Kate Cronin-Furman, a human rights professor at University College London, recently wrote an op-ed in The New York Times saying “the identities of the individual Customs and Border Protection agents who are physically separating children from their families and staffing the detention centers are not undiscoverable. Immigration lawyers have agent names; journalists reporting at the border have names, photos and even videos. These agents’ actions should be publicized, particularly in their home communities,” reported Campus Reform.

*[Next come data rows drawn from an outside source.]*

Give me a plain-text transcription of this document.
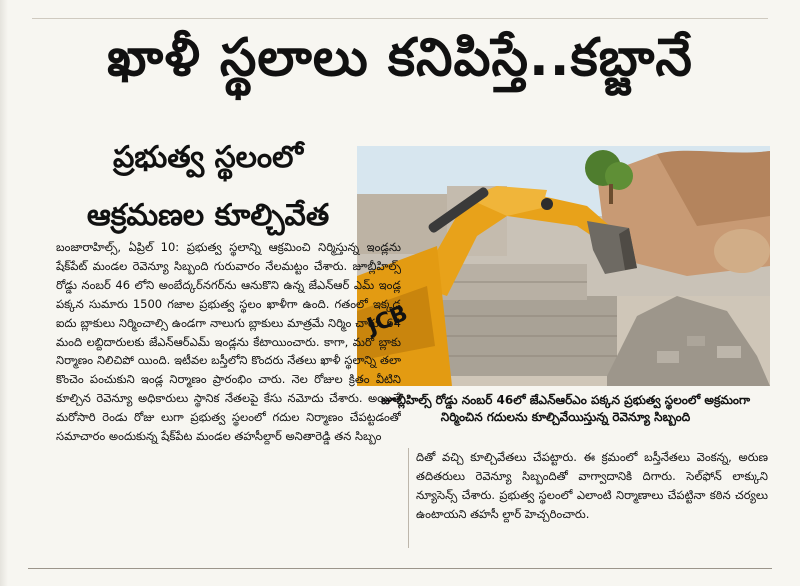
ఖాళీ స్థలాలు కనిపిస్తే..కబ్జానే
ప్రభుత్వ స్థలంలో
ఆక్రమణల కూల్చివేత
JCB
జూబ్లీహిల్స్ రోడ్డు నంబర్ 46లో జేఎన్‌ఆర్‌ఎం పక్కన ప్రభుత్వ స్థలంలో అక్రమంగా నిర్మించిన గదులను కూల్చివేయిస్తున్న రెవెన్యూ సిబ్బంది
బంజారాహిల్స్, ఏప్రిల్ 10: ప్రభుత్వ స్థలాన్ని ఆక్రమించి నిర్మిస్తున్న ఇండ్లను షేక్‌పేట్ మండల రెవెన్యూ సిబ్బంది గురువారం నేలమట్టం చేశారు. జూబ్లీహిల్స్ రోడ్డు నంబర్ 46 లోని అంబేద్కర్‌నగర్‌ను ఆనుకొని ఉన్న జేఎన్‌ఆర్ ఎమ్ ఇండ్ల పక్కన సుమారు 1500 గజాల ప్రభుత్వ స్థలం ఖాళీగా ఉంది. గతంలో ఇక్కడ ఐదు బ్లాకులు నిర్మించాల్సి ఉండగా నాలుగు బ్లాకులు మాత్రమే నిర్మిం చారు. 64 మంది లబ్దిదారులకు జేఎన్‌ఆర్‌ఎమ్ ఇండ్లను కేటాయించారు. కాగా, మరో బ్లాకు నిర్మాణం నిలిచిపో యింది. ఇటీవల బస్తీలోని కొందరు నేతలు ఖాళీ స్థలాన్ని తలా కొంచెం పంచుకుని ఇండ్ల నిర్మాణం ప్రారంభిం చారు. నెల రోజుల క్రితం వీటిని కూల్చిన రెవెన్యూ అధికారులు స్థానిక నేతలపై కేసు నమోదు చేశారు. అయితే మరోసారి రెండు రోజు లుగా ప్రభుత్వ స్థలంలో గదుల నిర్మాణం చేపట్టడంతో సమాచారం అందుకున్న షేక్‌పేట మండల తహసీల్దార్ అనితారెడ్డి తన సిబ్బం
దితో వచ్చి కూల్చివేతలు చేపట్టారు. ఈ క్రమంలో బస్తీనేతలు వెంకన్న, అరుణ తదితరులు రెవెన్యూ సిబ్బందితో వాగ్వాదానికి దిగారు. సెల్‌ఫోన్ లాక్కుని న్యూసెన్స్ చేశారు. ప్రభుత్వ స్థలంలో ఎలాంటి నిర్మాణాలు చేపట్టినా కఠిన చర్యలు ఉంటాయని తహసీ ల్దార్ హెచ్చరించారు.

OK so I really, really try to be careful when I use the term “doxxing” because some people use it to refer to info that’s already public but boosted by journalists or Twitter activists. But what exactly is public? If immigration lawyers share names of Border Patrol agents, which I’d argue is privileged information — they only have it by virtue of their job — what’s the difference between that and me sharing the name of my private citizen friend who I know from ping pong practice?

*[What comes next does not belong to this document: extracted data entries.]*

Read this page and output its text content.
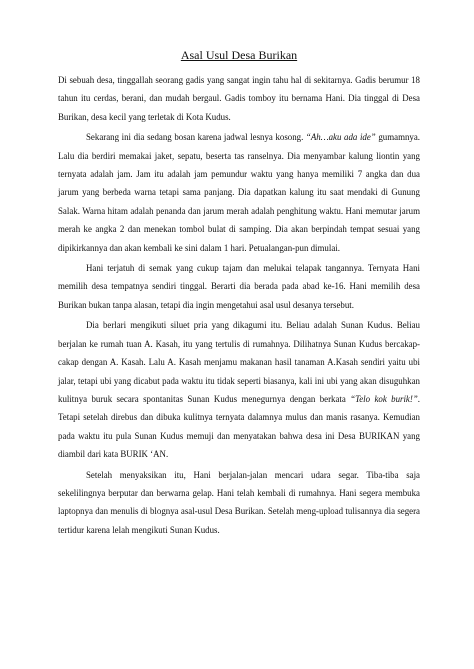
Asal Usul Desa Burikan

Di sebuah desa, tinggallah seorang gadis yang sangat ingin tahu hal di sekitarnya. Gadis berumur 18 tahun itu cerdas, berani, dan mudah bergaul. Gadis tomboy itu bernama Hani. Dia tinggal di Desa Burikan, desa kecil yang terletak di Kota Kudus.

Sekarang ini dia sedang bosan karena jadwal lesnya kosong. “Ah…aku ada ide” gumamnya. Lalu dia berdiri memakai jaket, sepatu, beserta tas ranselnya. Dia menyambar kalung liontin yang ternyata adalah jam. Jam itu adalah jam pemundur waktu yang hanya memiliki 7 angka dan dua jarum yang berbeda warna tetapi sama panjang. Dia dapatkan kalung itu saat mendaki di Gunung Salak. Warna hitam adalah penanda dan jarum merah adalah penghitung waktu. Hani memutar jarum merah ke angka 2 dan menekan tombol bulat di samping. Dia akan berpindah tempat sesuai yang dipikirkannya dan akan kembali ke sini dalam 1 hari. Petualangan-pun dimulai.

Hani terjatuh di semak yang cukup tajam dan melukai telapak tangannya. Ternyata Hani memilih desa tempatnya sendiri tinggal. Berarti dia berada pada abad ke-16. Hani memilih desa Burikan bukan tanpa alasan, tetapi dia ingin mengetahui asal usul desanya tersebut.

Dia berlari mengikuti siluet pria yang dikagumi itu. Beliau adalah Sunan Kudus. Beliau berjalan ke rumah tuan A. Kasah, itu yang tertulis di rumahnya. Dilihatnya Sunan Kudus bercakap-cakap dengan A. Kasah. Lalu A. Kasah menjamu makanan hasil tanaman A.Kasah sendiri yaitu ubi jalar, tetapi ubi yang dicabut pada waktu itu tidak seperti biasanya, kali ini ubi yang akan disuguhkan kulitnya buruk secara spontanitas Sunan Kudus menegurnya dengan berkata “Telo kok burik!”. Tetapi setelah direbus dan dibuka kulitnya ternyata dalamnya mulus dan manis rasanya. Kemudian pada waktu itu pula Sunan Kudus memuji dan menyatakan bahwa desa ini Desa BURIKAN yang diambil dari kata BURIK ‘AN.

Setelah menyaksikan itu, Hani berjalan-jalan mencari udara segar. Tiba-tiba saja sekelilingnya berputar dan berwarna gelap. Hani telah kembali di rumahnya. Hani segera membuka laptopnya dan menulis di blognya asal-usul Desa Burikan. Setelah meng-upload tulisannya dia segera tertidur karena lelah mengikuti Sunan Kudus.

Kate continues “the knowledge, for instance, that when you go to church on Sunday, your entire congregation will have seen you on TV ripping a child out of her father’s arms is a serious social cost to bear. The desire to avoid this kind of social shame may be enough to persuade some agents to quit and may hinder the recruitment of replacements.”

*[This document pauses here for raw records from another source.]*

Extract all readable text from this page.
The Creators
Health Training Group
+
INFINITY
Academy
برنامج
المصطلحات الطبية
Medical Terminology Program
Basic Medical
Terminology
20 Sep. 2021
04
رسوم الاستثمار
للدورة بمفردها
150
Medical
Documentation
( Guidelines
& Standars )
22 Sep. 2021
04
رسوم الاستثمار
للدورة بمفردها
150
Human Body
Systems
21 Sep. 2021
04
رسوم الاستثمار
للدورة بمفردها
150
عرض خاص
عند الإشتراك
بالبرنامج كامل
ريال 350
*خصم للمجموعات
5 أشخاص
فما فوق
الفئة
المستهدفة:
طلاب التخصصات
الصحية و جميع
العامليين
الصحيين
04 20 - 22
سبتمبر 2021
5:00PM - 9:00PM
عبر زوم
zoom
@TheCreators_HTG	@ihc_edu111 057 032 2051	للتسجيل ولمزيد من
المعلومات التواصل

Of course, when Kate says “shame,” she isn’t just referring to some abstract concept. If I had to speculate, Border Patrol agents in her scenario aren’t just going to say “oh, well, people have a totally misguided notion of my job — guess I better quit.” No, you’d probably see harassment resembling what happened to former Homeland Security Secretary Kirstjen Nielsen and Senator Ted Cruz when they dared to eat in public, if not actual violence like with what happened to Andy Ngo in Portland last weekend.